Po wpisie Pawłowicz w mediach przetoczyła się burza. Sędziemu Trybunału Konstytucyjnego nie wypada bowiem brać udziału w twitterowych wojenkach ani zajmować tak jasnego stanowiska partyjnego. Pytań o Pawłowicz jak ognia unikało większość przedstawicieli PiS-u, zazwyczaj sprytnie przeskakując na inny temat. Ze schematu wyłamali się jednak Kamil Bortniczuk i Jadwiga Emilewicz.
– Uważam to za skandaliczne zachowanie. Uważam, że pani profesor Krystyna Pawłowicz, obejmując tę ważną funkcję, na którą ją jako parlament powołaliśmy, powinna sobie darować tego typu aktywności – podkreślił na antenie TVN24 Bortniczuk z Porozumienia Jarosława Gowina.

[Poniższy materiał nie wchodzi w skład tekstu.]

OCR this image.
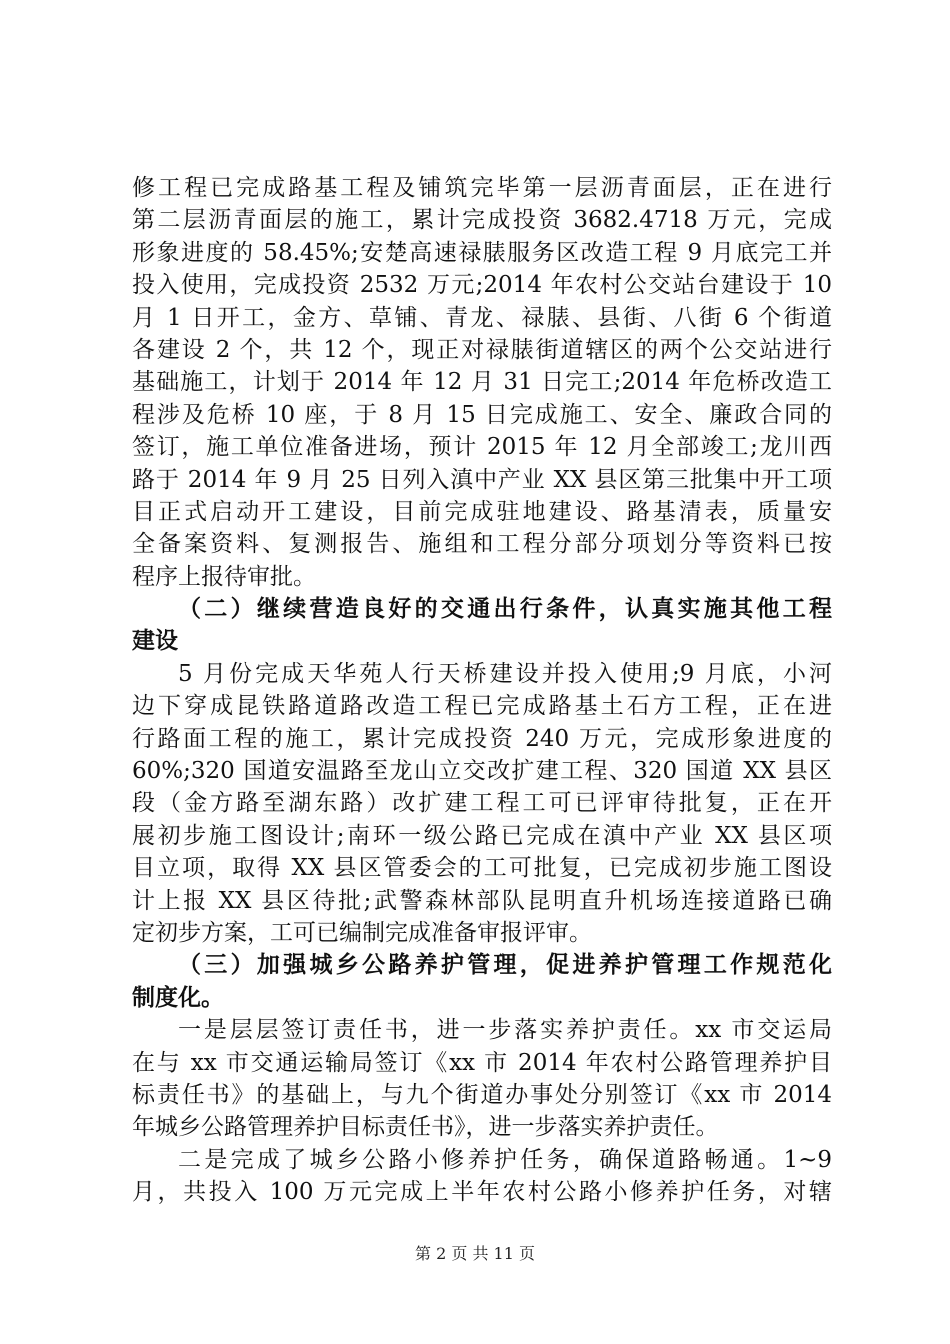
修工程已完成路基工程及铺筑完毕第一层沥青面层，正在进行
第二层沥青面层的施工，累计完成投资 3682.4718 万元，完成
形象进度的 58.45%;安楚高速禄脿服务区改造工程 9 月底完工并
投入使用，完成投资 2532 万元;2014 年农村公交站台建设于 10
月 1 日开工，金方、草铺、青龙、禄脿、县街、八街 6 个街道
各建设 2 个，共 12 个，现正对禄脿街道辖区的两个公交站进行
基础施工，计划于 2014 年 12 月 31 日完工;2014 年危桥改造工
程涉及危桥 10 座，于 8 月 15 日完成施工、安全、廉政合同的
签订，施工单位准备进场，预计 2015 年 12 月全部竣工;龙川西
路于 2014 年 9 月 25 日列入滇中产业 XX 县区第三批集中开工项
目正式启动开工建设，目前完成驻地建设、路基清表，质量安
全备案资料、复测报告、施组和工程分部分项划分等资料已按
程序上报待审批。
（二）继续营造良好的交通出行条件，认真实施其他工程
建设
5 月份完成天华苑人行天桥建设并投入使用;9 月底，小河
边下穿成昆铁路道路改造工程已完成路基土石方工程，正在进
行路面工程的施工，累计完成投资 240 万元，完成形象进度的
60%;320 国道安温路至龙山立交改扩建工程、320 国道 XX 县区
段（金方路至湖东路）改扩建工程工可已评审待批复，正在开
展初步施工图设计;南环一级公路已完成在滇中产业 XX 县区项
目立项，取得 XX 县区管委会的工可批复，已完成初步施工图设
计上报 XX 县区待批;武警森林部队昆明直升机场连接道路已确
定初步方案，工可已编制完成准备审报评审。
（三）加强城乡公路养护管理，促进养护管理工作规范化
制度化。
一是层层签订责任书，进一步落实养护责任。xx 市交运局
在与 xx 市交通运输局签订《xx 市 2014 年农村公路管理养护目
标责任书》的基础上，与九个街道办事处分别签订《xx 市 2014
年城乡公路管理养护目标责任书》，进一步落实养护责任。
二是完成了城乡公路小修养护任务，确保道路畅通。1~9
月，共投入 100 万元完成上半年农村公路小修养护任务，对辖
第 2 页 共 11 页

W podobnym tonie wypowiedziała się Emilewicz. – Ja rekomenduję wstrzemięźliwość, jeśli zajmuje się tego typu stanowiska – skomentowała na antenie Polsatu News.
Jak widać, zachowań Pawłowicz powoli dosyć mają nawet rządzący. Na razie oficjalnie głównie ci z Porozumienia, którzy próbują pokazać swoją niezależność wobec PiS-u. Tajemnicą poliszynela jest jednak fakt, że Pawłowicz kością w gardle staje wielu przedstawicielom PiS-u, lecz ze względu na partyjną lojalność głośno tego nie powiedzą.